Face à la pandémie COVID19, la responsabilité de l’employeur sera évaluée au cas par cas, au regard de plusieurs critères : nature des activités du salarié et son niveau d’exposition aux risques, compétences de l’intéressé, expérience, étendue des mesures prises par l’employeur, notamment en termes de formation et d’information aux « gestes barrière », d’organisation du travail, d’instructions délivrées à la chaine hiérarchique pour assurer le respect des mesures de prévention édictées (l’employeur doit faire respecter les mesures qu’il fixe) .

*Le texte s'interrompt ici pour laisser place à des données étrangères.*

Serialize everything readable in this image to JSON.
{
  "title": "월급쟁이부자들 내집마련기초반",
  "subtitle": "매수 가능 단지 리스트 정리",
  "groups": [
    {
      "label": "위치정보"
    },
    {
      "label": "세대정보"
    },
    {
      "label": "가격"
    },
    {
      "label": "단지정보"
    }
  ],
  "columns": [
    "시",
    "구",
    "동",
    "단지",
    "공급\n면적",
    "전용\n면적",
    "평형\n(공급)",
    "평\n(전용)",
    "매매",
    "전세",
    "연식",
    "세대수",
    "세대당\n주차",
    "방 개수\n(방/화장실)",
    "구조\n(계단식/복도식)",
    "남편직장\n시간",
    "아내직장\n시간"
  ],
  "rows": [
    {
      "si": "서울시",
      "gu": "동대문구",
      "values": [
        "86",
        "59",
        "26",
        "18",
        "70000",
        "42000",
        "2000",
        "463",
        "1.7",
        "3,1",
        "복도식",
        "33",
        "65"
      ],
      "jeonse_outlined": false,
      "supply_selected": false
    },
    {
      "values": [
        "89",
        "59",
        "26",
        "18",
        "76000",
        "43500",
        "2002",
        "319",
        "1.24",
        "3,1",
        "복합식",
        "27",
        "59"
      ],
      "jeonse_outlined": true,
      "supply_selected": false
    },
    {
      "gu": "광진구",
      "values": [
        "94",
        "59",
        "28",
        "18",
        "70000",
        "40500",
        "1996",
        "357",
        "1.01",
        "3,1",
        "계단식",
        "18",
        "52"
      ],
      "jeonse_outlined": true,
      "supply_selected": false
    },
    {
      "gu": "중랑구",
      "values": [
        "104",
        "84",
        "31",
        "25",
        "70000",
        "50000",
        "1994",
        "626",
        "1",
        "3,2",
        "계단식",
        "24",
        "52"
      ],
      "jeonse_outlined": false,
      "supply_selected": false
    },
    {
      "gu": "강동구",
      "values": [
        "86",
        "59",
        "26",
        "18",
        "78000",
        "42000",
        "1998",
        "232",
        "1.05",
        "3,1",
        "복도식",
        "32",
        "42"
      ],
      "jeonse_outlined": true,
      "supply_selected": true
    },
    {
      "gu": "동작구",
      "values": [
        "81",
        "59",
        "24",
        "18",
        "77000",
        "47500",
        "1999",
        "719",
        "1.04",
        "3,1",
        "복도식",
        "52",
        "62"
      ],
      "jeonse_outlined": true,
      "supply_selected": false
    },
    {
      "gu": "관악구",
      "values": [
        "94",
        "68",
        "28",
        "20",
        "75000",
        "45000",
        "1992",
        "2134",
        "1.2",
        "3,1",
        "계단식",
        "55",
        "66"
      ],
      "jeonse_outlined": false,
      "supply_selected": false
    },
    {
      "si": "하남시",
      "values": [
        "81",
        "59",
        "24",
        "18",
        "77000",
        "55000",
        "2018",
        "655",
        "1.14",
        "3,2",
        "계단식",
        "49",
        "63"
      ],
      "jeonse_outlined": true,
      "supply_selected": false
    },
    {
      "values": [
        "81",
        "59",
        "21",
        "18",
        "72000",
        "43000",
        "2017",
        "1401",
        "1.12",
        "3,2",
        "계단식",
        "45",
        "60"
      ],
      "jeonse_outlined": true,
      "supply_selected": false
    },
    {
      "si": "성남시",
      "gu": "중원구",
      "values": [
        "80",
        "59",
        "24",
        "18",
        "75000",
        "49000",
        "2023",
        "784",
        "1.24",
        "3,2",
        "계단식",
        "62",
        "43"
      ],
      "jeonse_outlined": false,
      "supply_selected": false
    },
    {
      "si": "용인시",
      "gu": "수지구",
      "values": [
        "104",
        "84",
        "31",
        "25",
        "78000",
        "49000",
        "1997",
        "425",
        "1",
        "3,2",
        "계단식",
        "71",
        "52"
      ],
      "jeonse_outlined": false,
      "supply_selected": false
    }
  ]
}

A ce jour, l’une des difficultés parait être l’absence de masques permettant d’assurer une protection de proximité des personnes travaillant ensemble en ateliers, usines, dépôts etc… de sorte qu’il convient de pouvoir justifier avoir effectué des démarches pour s’en procurer, et à défaut, il convient de mettre à disposition des modèles supérieurs d’équipement de protection individuelle respiratoire (tel que le masque à cartouche par exemple) ou de privilégier les protections collectives ou le changement de mode opératoire.

Ces mesures doivent, le cas échéant, être réactualisées en fonction de l’évolution de la situation dans l’entreprise mais aussi des instructions des pouvoirs publics ou des réglementations.

L’OPPBTP en concertation avec les professionnels du BTP, les ministères des Solidarités et de la Santé et du Travail, doit définir dans les prochains jours, un guide des bonnes pratiques portant des recommandations pour assurer des conditions sanitaires satisfaisantes à la poursuite des activités de bâtiment et travaux publics. Il faut aussi se rapprocher de l’INRS ou des CARSAT qui publient ou publieront des recommandations à l’intention des diverses activités dont le maintien est requis ou souhaité (agroalimentaire, distribution ou transport notamment).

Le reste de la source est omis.